Shortly thereafter, I went to Chennai and got into journalism school. Having never really been in the news loop, the information overload blew me away (media still overwhelms me). Journalism didn’t help.

Soon after coming to Mumbai, the good man Navin gave me a domain name and web space with wordpress installed on my birthday. The fact that I didn’t know what to do with it at all is evident from the name this site so proudly sports to this day. But I had a feeling this was something I would have to take seriously and handle responsibly. I was sure I wouldn’t let this turn into a diary, like some of my older blogs. As I went blogging the first few weeks here, I found myself paying more and more attention to spellchecks and rewrites than I had ever done before. In time, I founding myself worrying about wordcounts and layouts too. I started caring for this site a lot more than I had thought I would.

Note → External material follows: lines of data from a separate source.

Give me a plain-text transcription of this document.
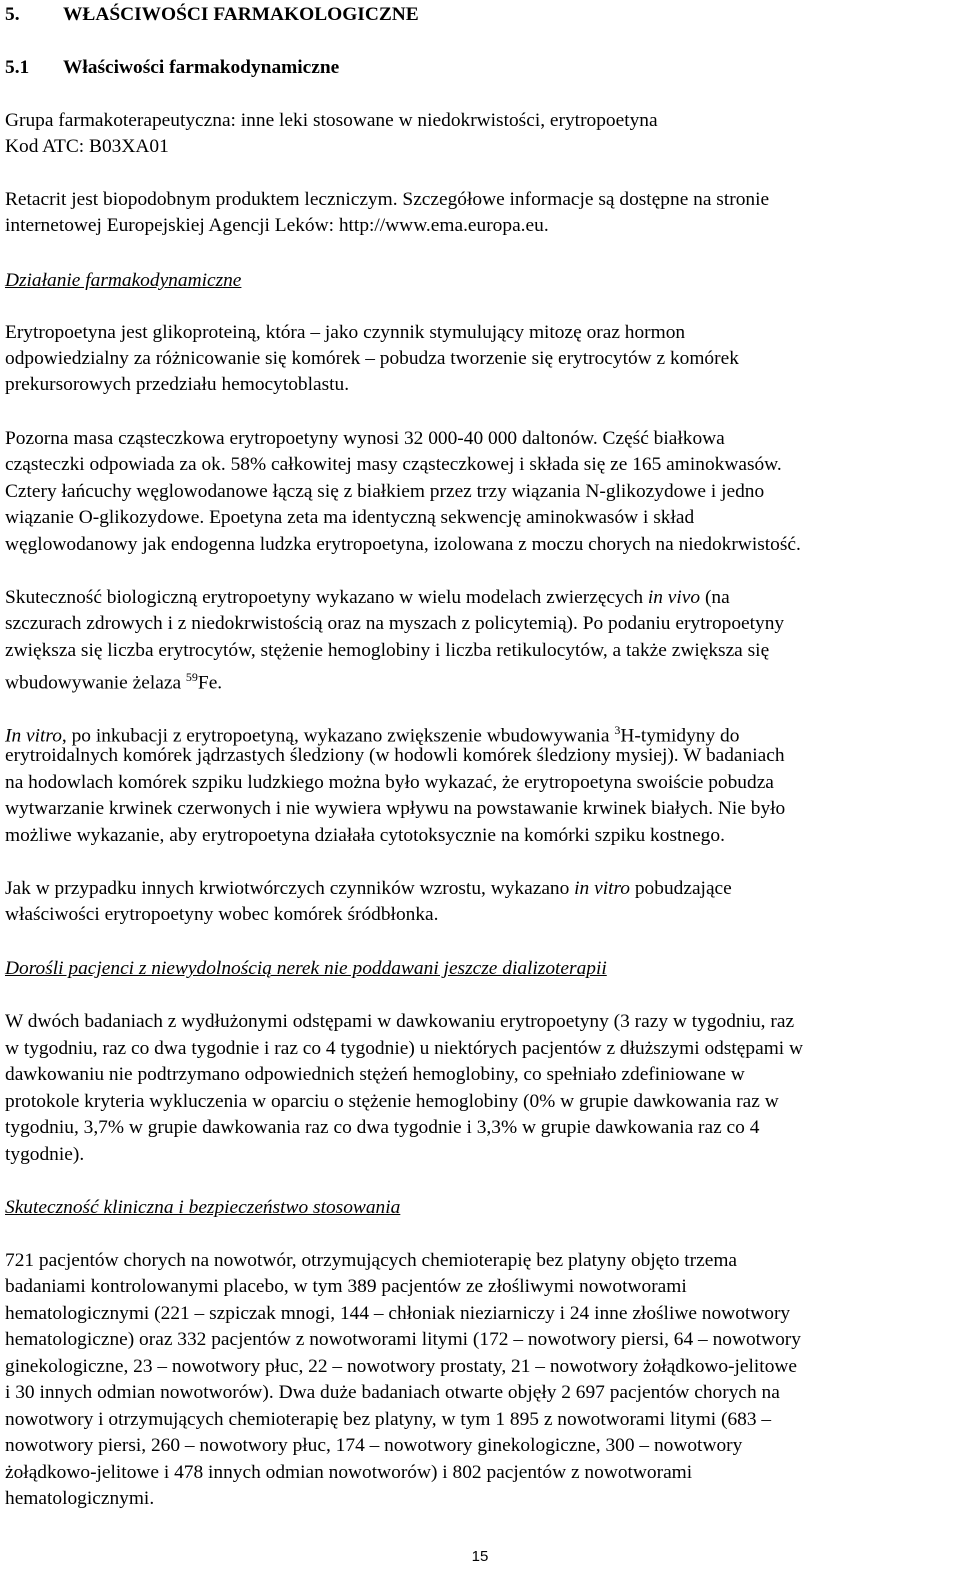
5. WŁAŚCIWOŚCI FARMAKOLOGICZNE
5.1 Właściwości farmakodynamiczne
Grupa farmakoterapeutyczna: inne leki stosowane w niedokrwistości, erytropoetyna
Kod ATC: B03XA01
Retacrit jest biopodobnym produktem leczniczym. Szczegółowe informacje są dostępne na stronie
internetowej Europejskiej Agencji Leków: http://www.ema.europa.eu.
Działanie farmakodynamiczne
Erytropoetyna jest glikoproteiną, która – jako czynnik stymulujący mitozę oraz hormon
odpowiedzialny za różnicowanie się komórek – pobudza tworzenie się erytrocytów z komórek
prekursorowych przedziału hemocytoblastu.
Pozorna masa cząsteczkowa erytropoetyny wynosi 32 000-40 000 daltonów. Część białkowa
cząsteczki odpowiada za ok. 58% całkowitej masy cząsteczkowej i składa się ze 165 aminokwasów.
Cztery łańcuchy węglowodanowe łączą się z białkiem przez trzy wiązania N-glikozydowe i jedno
wiązanie O-glikozydowe. Epoetyna zeta ma identyczną sekwencję aminokwasów i skład
węglowodanowy jak endogenna ludzka erytropoetyna, izolowana z moczu chorych na niedokrwistość.
Skuteczność biologiczną erytropoetyny wykazano w wielu modelach zwierzęcych in vivo (na
szczurach zdrowych i z niedokrwistością oraz na myszach z policytemią). Po podaniu erytropoetyny
zwiększa się liczba erytrocytów, stężenie hemoglobiny i liczba retikulocytów, a także zwiększa się
wbudowywanie żelaza $^{59}$Fe.
In vitro, po inkubacji z erytropoetyną, wykazano zwiększenie wbudowywania $^3$H-tymidyny do
erytroidalnych komórek jądrzastych śledziony (w hodowli komórek śledziony mysiej). W badaniach
na hodowlach komórek szpiku ludzkiego można było wykazać, że erytropoetyna swoiście pobudza
wytwarzanie krwinek czerwonych i nie wywiera wpływu na powstawanie krwinek białych. Nie było
możliwe wykazanie, aby erytropoetyna działała cytotoksycznie na komórki szpiku kostnego.
Jak w przypadku innych krwiotwórczych czynników wzrostu, wykazano in vitro pobudzające
właściwości erytropoetyny wobec komórek śródbłonka.
Dorośli pacjenci z niewydolnością nerek nie poddawani jeszcze dializoterapii
W dwóch badaniach z wydłużonymi odstępami w dawkowaniu erytropoetyny (3 razy w tygodniu, raz
w tygodniu, raz co dwa tygodnie i raz co 4 tygodnie) u niektórych pacjentów z dłuższymi odstępami w
dawkowaniu nie podtrzymano odpowiednich stężeń hemoglobiny, co spełniało zdefiniowane w
protokole kryteria wykluczenia w oparciu o stężenie hemoglobiny (0% w grupie dawkowania raz w
tygodniu, 3,7% w grupie dawkowania raz co dwa tygodnie i 3,3% w grupie dawkowania raz co 4
tygodnie).
Skuteczność kliniczna i bezpieczeństwo stosowania
721 pacjentów chorych na nowotwór, otrzymujących chemioterapię bez platyny objęto trzema
badaniami kontrolowanymi placebo, w tym 389 pacjentów ze złośliwymi nowotworami
hematologicznymi (221 – szpiczak mnogi, 144 – chłoniak nieziarniczy i 24 inne złośliwe nowotwory
hematologiczne) oraz 332 pacjentów z nowotworami litymi (172 – nowotwory piersi, 64 – nowotwory
ginekologiczne, 23 – nowotwory płuc, 22 – nowotwory prostaty, 21 – nowotwory żołądkowo-jelitowe
i 30 innych odmian nowotworów). Dwa duże badaniach otwarte objęły 2 697 pacjentów chorych na
nowotwory i otrzymujących chemioterapię bez platyny, w tym 1 895 z nowotworami litymi (683 –
nowotwory piersi, 260 – nowotwory płuc, 174 – nowotwory ginekologiczne, 300 – nowotwory
żołądkowo-jelitowe i 478 innych odmian nowotworów) i 802 pacjentów z nowotworami
hematologicznymi.
15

In the midst of all this, one fine day (or evening) I wrote a story. It was based on something I had once seen my little neighbour/nephew Golu do. It was short and beautiful and I loved it. I put it away and read it again the next morning. It looked a little less beautiful and I fixed it up as well as I could. In the end, I was so happy with it that I thought it would be a shame not to share it with those few people who come visit this site.

I did. I am happy I did. Seriously. The story appears to be of questionable merit to my eyes now. But it jumpstarted some rusty old engine deep inside me.

Now I write something practically everyday. I publish it on the site if I think it is worth it. If it’s not, I tend to it on my desktop, waiting for it to grow into a healthy story or essay. The reason I feel obliged to post more often is not because I want Google to crawl me more often. It is because I wouldn’t dare lose my purpose this time over. I am a writer.